As late as the 1980’s, the tender years doctrine exerted its hegemony.  One example is the remarkable case of Buntyn v. Smallwood, 412 So.2d 236 (Miss. 1982), in which the supreme court reversed a chancellor’s denial of a mother’s modification of custody where the mother had remarried and stabilized her situation and the father, who had custody from the divorce, worked offshore.  From the opinion, it appears that the father’s work situation had not changed at the time of the modification, but the mother’s situation had improved.  A Kramer vs Kramer-type situation, for sure.  The case illustrates just how strong a magnetic force the tender years doctrine exerted on our jurisprudence.

An early chink in the doctrine’s armor appeared not long after Smallwood in the case of Cheek v. Ricker, 431 So.2d 1139, 1145 (Miss. 1983), where the court stated that ” … it hardly seems rational that the age of a child should per se lead to any particular result.” 

Then came Albright v. Albright, 437 So.2d 1003, 1005 (Miss. 1983), which enunciated the rule that the polestar consideration is the best interest of the child, and that a factor such as the age of the child was to be weighed along with other specified factors against what would be in the child’s best interest.  Even Albright, however, expressly rejected the idea that the tender years doctrine should be discarded.

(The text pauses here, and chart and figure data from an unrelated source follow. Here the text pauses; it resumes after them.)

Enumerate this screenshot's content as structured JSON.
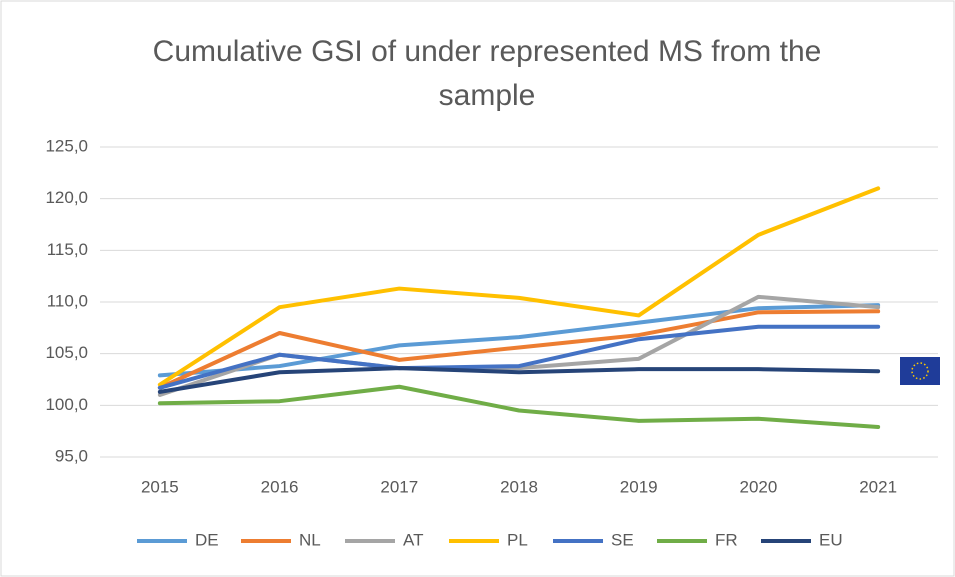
{
  "chart_data": {
    "type": "line",
    "title": "Cumulative GSI of under represented MS from the sample",
    "categories": [
      "2015",
      "2016",
      "2017",
      "2018",
      "2019",
      "2020",
      "2021"
    ],
    "series": [
      {
        "name": "DE",
        "color": "#5b9bd5",
        "values": [
          102.9,
          103.8,
          105.8,
          106.6,
          108.0,
          109.4,
          109.7
        ]
      },
      {
        "name": "NL",
        "color": "#ed7d31",
        "values": [
          101.7,
          107.0,
          104.4,
          105.6,
          106.8,
          109.0,
          109.1
        ]
      },
      {
        "name": "AT",
        "color": "#a5a5a5",
        "values": [
          101.0,
          104.9,
          103.6,
          103.6,
          104.5,
          110.5,
          109.5
        ]
      },
      {
        "name": "PL",
        "color": "#ffc000",
        "values": [
          102.0,
          109.5,
          111.3,
          110.4,
          108.7,
          116.5,
          121.0
        ]
      },
      {
        "name": "SE",
        "color": "#4472c4",
        "values": [
          101.7,
          104.9,
          103.6,
          103.8,
          106.4,
          107.6,
          107.6
        ]
      },
      {
        "name": "FR",
        "color": "#70ad47",
        "values": [
          100.2,
          100.4,
          101.8,
          99.5,
          98.5,
          98.7,
          97.9
        ]
      },
      {
        "name": "EU",
        "color": "#264478",
        "values": [
          101.3,
          103.2,
          103.6,
          103.2,
          103.5,
          103.5,
          103.3
        ]
      }
    ],
    "ylim": [
      95,
      125
    ],
    "yticks": [
      {
        "value": 95,
        "label": "95,0"
      },
      {
        "value": 100,
        "label": "100,0"
      },
      {
        "value": 105,
        "label": "105,0"
      },
      {
        "value": 110,
        "label": "110,0"
      },
      {
        "value": 115,
        "label": "115,0"
      },
      {
        "value": 120,
        "label": "120,0"
      },
      {
        "value": 125,
        "label": "125,0"
      }
    ],
    "grid": true,
    "legend": "bottom"
  }
}
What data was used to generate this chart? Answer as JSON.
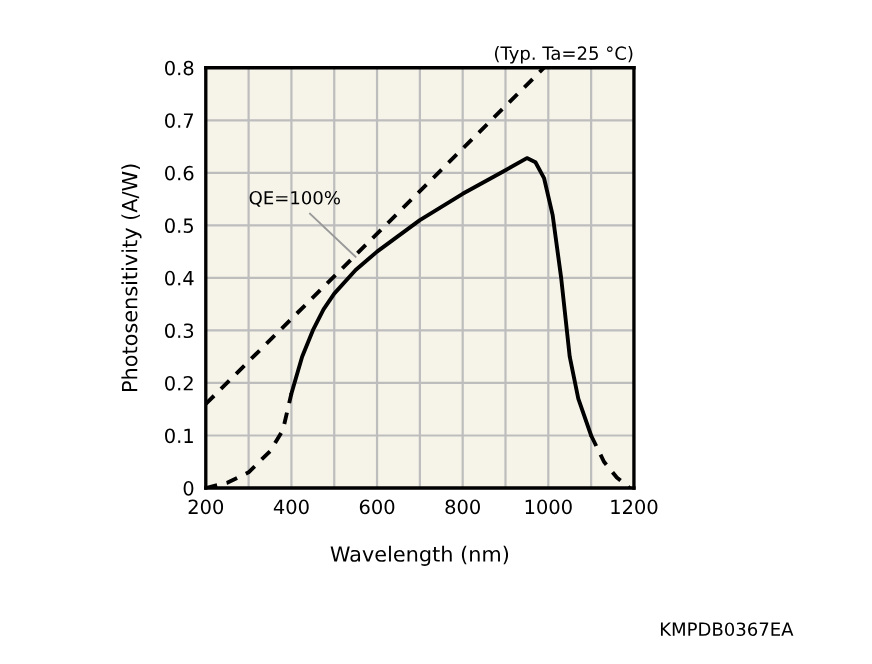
{
  "chart_data": {
    "type": "line",
    "xlabel": "Wavelength (nm)",
    "ylabel": "Photosensitivity (A/W)",
    "xlim": [
      200,
      1200
    ],
    "ylim": [
      0,
      0.8
    ],
    "xticks": [
      200,
      {
        "value": 300,
        "label": null
      },
      400,
      {
        "value": 500,
        "label": null
      },
      600,
      {
        "value": 700,
        "label": null
      },
      800,
      {
        "value": 900,
        "label": null
      },
      1000,
      {
        "value": 1100,
        "label": null
      },
      1200
    ],
    "yticks": [
      0,
      0.1,
      0.2,
      0.3,
      0.4,
      0.5,
      0.6,
      0.7,
      0.8
    ],
    "grid": true,
    "marker": "none",
    "series": [
      {
        "color": "#000000",
        "line_style": "dashed",
        "x": [
          200,
          990
        ],
        "values": [
          0.16,
          0.8
        ]
      },
      {
        "color": "#000000",
        "line_style": "solid",
        "x": [
          400,
          425,
          450,
          475,
          500,
          550,
          600,
          700,
          800,
          900,
          950,
          970,
          990,
          1010,
          1030,
          1050,
          1070,
          1100
        ],
        "values": [
          0.18,
          0.25,
          0.3,
          0.34,
          0.37,
          0.415,
          0.45,
          0.51,
          0.56,
          0.605,
          0.628,
          0.62,
          0.59,
          0.52,
          0.4,
          0.25,
          0.17,
          0.1
        ]
      },
      {
        "color": "#000000",
        "line_style": "dashed",
        "x": [
          200,
          250,
          300,
          350,
          380,
          400
        ],
        "values": [
          0,
          0.01,
          0.03,
          0.07,
          0.11,
          0.18
        ]
      },
      {
        "color": "#000000",
        "line_style": "dashed",
        "x": [
          1100,
          1130,
          1160,
          1190
        ],
        "values": [
          0.1,
          0.05,
          0.02,
          0
        ]
      }
    ],
    "annotations": [
      {
        "text": "QE=100%",
        "x": 550,
        "y": 0.44
      },
      "(Typ. Ta=25 °C)",
      "KMPDB0367EA"
    ]
  }
}
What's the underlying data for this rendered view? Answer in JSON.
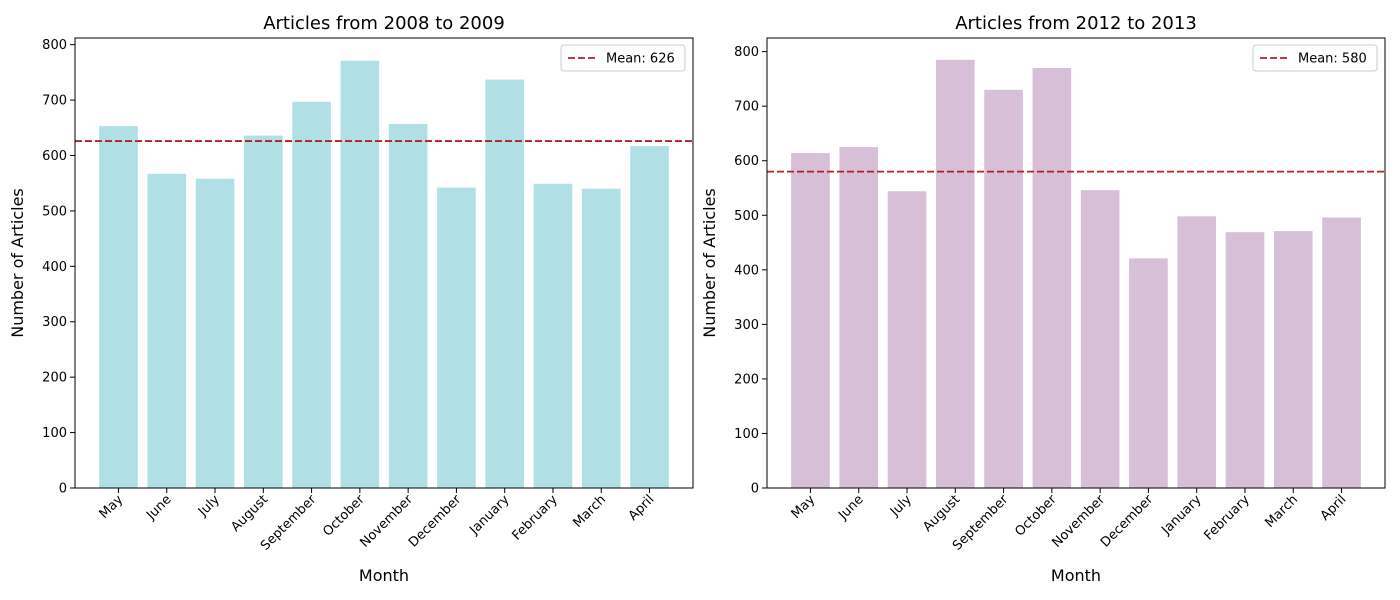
{
  "chart_data": [
    {
      "type": "bar",
      "title": "Articles from 2008 to 2009",
      "xlabel": "Month",
      "ylabel": "Number of Articles",
      "categories": [
        "May",
        "June",
        "July",
        "August",
        "September",
        "October",
        "November",
        "December",
        "January",
        "February",
        "March",
        "April"
      ],
      "values": [
        653,
        567,
        558,
        636,
        697,
        771,
        657,
        542,
        737,
        549,
        540,
        617
      ],
      "ylim": [
        0,
        812
      ],
      "yticks": [
        0,
        100,
        200,
        300,
        400,
        500,
        600,
        700,
        800
      ],
      "mean": 626,
      "mean_label": "Mean: 626",
      "bar_color": "#b0dfe5",
      "mean_color": "#b22222",
      "legend": "top-right",
      "grid": false
    },
    {
      "type": "bar",
      "title": "Articles from 2012 to 2013",
      "xlabel": "Month",
      "ylabel": "Number of Articles",
      "categories": [
        "May",
        "June",
        "July",
        "August",
        "September",
        "October",
        "November",
        "December",
        "January",
        "February",
        "March",
        "April"
      ],
      "values": [
        614,
        625,
        544,
        785,
        730,
        770,
        546,
        421,
        498,
        469,
        471,
        496
      ],
      "ylim": [
        0,
        825
      ],
      "yticks": [
        0,
        100,
        200,
        300,
        400,
        500,
        600,
        700,
        800
      ],
      "mean": 580,
      "mean_label": "Mean: 580",
      "bar_color": "#d8bfd8",
      "mean_color": "#b22222",
      "legend": "top-right",
      "grid": false
    }
  ]
}
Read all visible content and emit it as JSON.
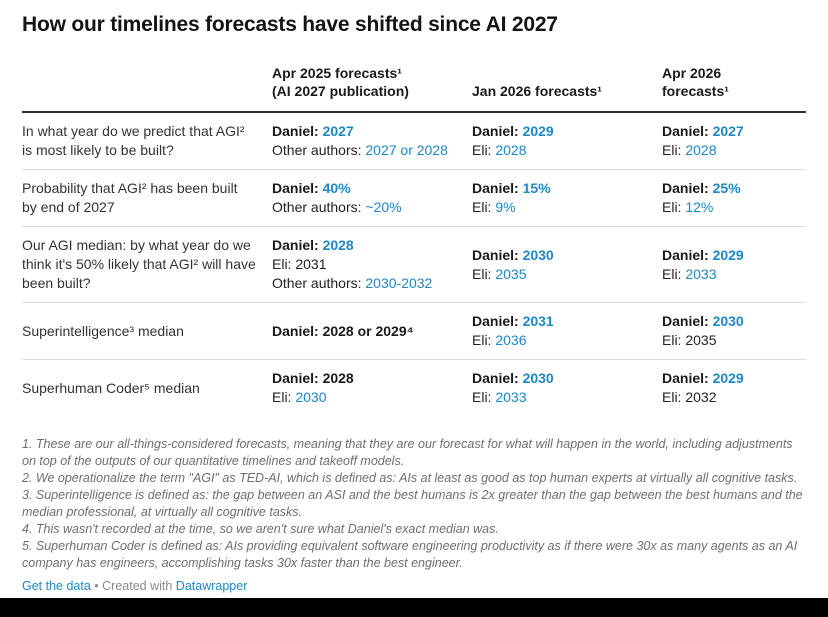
{
  "title": "How our timelines forecasts have shifted since AI 2027",
  "colors": {
    "accent_blue": "#1e87c4",
    "text_dark": "#1a1a1a",
    "muted_gray": "#6e6e6e",
    "row_separator": "#dddddd",
    "header_border": "#2e2e2e",
    "bottom_bar": "#000000"
  },
  "table": {
    "columns": [
      {
        "lines": []
      },
      {
        "lines": [
          "Apr 2025 forecasts¹",
          "(AI 2027 publication)"
        ]
      },
      {
        "lines": [
          "Jan 2026 forecasts¹"
        ]
      },
      {
        "lines": [
          "Apr 2026",
          "forecasts¹"
        ]
      }
    ],
    "rows": [
      {
        "question": "In what year do we predict that AGI² is most likely to be built?",
        "cells": [
          [
            [
              {
                "t": "Daniel: ",
                "b": true
              },
              {
                "t": "2027",
                "b": true,
                "blue": true
              }
            ],
            [
              {
                "t": "Other authors: "
              },
              {
                "t": "2027 or 2028",
                "blue": true
              }
            ]
          ],
          [
            [
              {
                "t": "Daniel: ",
                "b": true
              },
              {
                "t": "2029",
                "b": true,
                "blue": true
              }
            ],
            [
              {
                "t": "Eli: "
              },
              {
                "t": "2028",
                "blue": true
              }
            ]
          ],
          [
            [
              {
                "t": "Daniel: ",
                "b": true
              },
              {
                "t": "2027",
                "b": true,
                "blue": true
              }
            ],
            [
              {
                "t": "Eli: "
              },
              {
                "t": "2028",
                "blue": true
              }
            ]
          ]
        ]
      },
      {
        "question": "Probability that AGI² has been built by end of 2027",
        "cells": [
          [
            [
              {
                "t": "Daniel: ",
                "b": true
              },
              {
                "t": "40%",
                "b": true,
                "blue": true
              }
            ],
            [
              {
                "t": "Other authors: "
              },
              {
                "t": "~20%",
                "blue": true
              }
            ]
          ],
          [
            [
              {
                "t": "Daniel: ",
                "b": true
              },
              {
                "t": "15%",
                "b": true,
                "blue": true
              }
            ],
            [
              {
                "t": "Eli: "
              },
              {
                "t": "9%",
                "blue": true
              }
            ]
          ],
          [
            [
              {
                "t": "Daniel: ",
                "b": true
              },
              {
                "t": "25%",
                "b": true,
                "blue": true
              }
            ],
            [
              {
                "t": "Eli: "
              },
              {
                "t": "12%",
                "blue": true
              }
            ]
          ]
        ]
      },
      {
        "question": "Our AGI median: by what year do we think it's 50% likely that AGI² will have been built?",
        "cells": [
          [
            [
              {
                "t": "Daniel: ",
                "b": true
              },
              {
                "t": "2028",
                "b": true,
                "blue": true
              }
            ],
            [
              {
                "t": "Eli: 2031"
              }
            ],
            [
              {
                "t": "Other authors: "
              },
              {
                "t": "2030-2032",
                "blue": true
              }
            ]
          ],
          [
            [
              {
                "t": "Daniel: ",
                "b": true
              },
              {
                "t": "2030",
                "b": true,
                "blue": true
              }
            ],
            [
              {
                "t": "Eli: "
              },
              {
                "t": "2035",
                "blue": true
              }
            ]
          ],
          [
            [
              {
                "t": "Daniel: ",
                "b": true
              },
              {
                "t": "2029",
                "b": true,
                "blue": true
              }
            ],
            [
              {
                "t": "Eli: "
              },
              {
                "t": "2033",
                "blue": true
              }
            ]
          ]
        ]
      },
      {
        "question": "Superintelligence³ median",
        "cells": [
          [
            [
              {
                "t": "Daniel: 2028 or 2029⁴",
                "b": true
              }
            ]
          ],
          [
            [
              {
                "t": "Daniel: ",
                "b": true
              },
              {
                "t": "2031",
                "b": true,
                "blue": true
              }
            ],
            [
              {
                "t": "Eli: "
              },
              {
                "t": "2036",
                "blue": true
              }
            ]
          ],
          [
            [
              {
                "t": "Daniel: ",
                "b": true
              },
              {
                "t": "2030",
                "b": true,
                "blue": true
              }
            ],
            [
              {
                "t": "Eli: 2035"
              }
            ]
          ]
        ]
      },
      {
        "question": "Superhuman Coder⁵ median",
        "cells": [
          [
            [
              {
                "t": "Daniel: 2028",
                "b": true
              }
            ],
            [
              {
                "t": "Eli: "
              },
              {
                "t": "2030",
                "blue": true
              }
            ]
          ],
          [
            [
              {
                "t": "Daniel: ",
                "b": true
              },
              {
                "t": "2030",
                "b": true,
                "blue": true
              }
            ],
            [
              {
                "t": "Eli: "
              },
              {
                "t": "2033",
                "blue": true
              }
            ]
          ],
          [
            [
              {
                "t": "Daniel: ",
                "b": true
              },
              {
                "t": "2029",
                "b": true,
                "blue": true
              }
            ],
            [
              {
                "t": "Eli: 2032"
              }
            ]
          ]
        ]
      }
    ]
  },
  "footnotes": [
    "1. These are our all-things-considered forecasts, meaning that they are our forecast for what will happen in the world, including adjustments on top of the outputs of our quantitative timelines and takeoff models.",
    "2. We operationalize the term \"AGI\" as TED-AI, which is defined as: AIs at least as good as top human experts at virtually all cognitive tasks.",
    "3. Superintelligence is defined as: the gap between an ASI and the best humans is 2x greater than the gap between the best humans and the median professional, at virtually all cognitive tasks.",
    "4. This wasn't recorded at the time, so we aren't sure what Daniel's exact median was.",
    "5. Superhuman Coder is defined as: AIs providing equivalent software engineering productivity as if there were 30x as many agents as an AI company has engineers, accomplishing tasks 30x faster than the best engineer."
  ],
  "footer": {
    "get_data": "Get the data",
    "separator": " • ",
    "created_with": "Created with ",
    "datawrapper": "Datawrapper"
  },
  "chart_data": {
    "type": "table",
    "title": "How our timelines forecasts have shifted since AI 2027",
    "columns": [
      "",
      "Apr 2025 forecasts¹ (AI 2027 publication)",
      "Jan 2026 forecasts¹",
      "Apr 2026 forecasts¹"
    ],
    "rows": [
      [
        "In what year do we predict that AGI² is most likely to be built?",
        "Daniel: 2027; Other authors: 2027 or 2028",
        "Daniel: 2029; Eli: 2028",
        "Daniel: 2027; Eli: 2028"
      ],
      [
        "Probability that AGI² has been built by end of 2027",
        "Daniel: 40%; Other authors: ~20%",
        "Daniel: 15%; Eli: 9%",
        "Daniel: 25%; Eli: 12%"
      ],
      [
        "Our AGI median: by what year do we think it's 50% likely that AGI² will have been built?",
        "Daniel: 2028; Eli: 2031; Other authors: 2030-2032",
        "Daniel: 2030; Eli: 2035",
        "Daniel: 2029; Eli: 2033"
      ],
      [
        "Superintelligence³ median",
        "Daniel: 2028 or 2029⁴",
        "Daniel: 2031; Eli: 2036",
        "Daniel: 2030; Eli: 2035"
      ],
      [
        "Superhuman Coder⁵ median",
        "Daniel: 2028; Eli: 2030",
        "Daniel: 2030; Eli: 2033",
        "Daniel: 2029; Eli: 2032"
      ]
    ]
  }
}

In the years since, the doctrine has weakened further.  In Mercier v. Mercier, 717 So.2d 304, 307 (Miss. 1998), the court held that a child is no longer considered to be of tender years when it can be cared for by others.  In Copeland v. Copeland, 904 So.2d 1066, 1075 (Miss. 2004), the supreme court upheld the decision to award custody of a two-year-old boy to his father.  In Lee v. Lee, 798 So.2d 1284, 1289 (Miss. 2001), the court stated that a child four years of age was no longer of tender years.  In Torrence v. Moore, 455 So.2d 778, 780 (Miss. 1984), the court found that a seven-year-old child was “long past” tender years.     

In 2000, MCA § 93-5-24 was amended to add this language as subsection (7):  “There shall be no presumption that it is in the best interest of a child for the mother to be awarded either legal or physical custody.” 

Most recently, on May 3, 2011, the doctrine continued its fade in Kimbrough v. Kimbrough, at ¶ 37-38, where the COA upheld the chancellor’s finding that the Albright factor of the “Age, health and sex of the child” favored neither party.  The judge found that the parties’ five-year-old daughter was not of tender years and awarded custody of the child to the father.  The mother argued that the child was of tender years, and that she should have been favored.  The COA rejected her argument and upheld the chancellor’s award.          

If the tender years doctrine is not dead, it is at least moribund.  If you are still advising your clients that the mother is favored in custody actions, you need to do a little reading and re-examine your position.  Custody will be awarded to the fit parent who prevails on the Albright factors.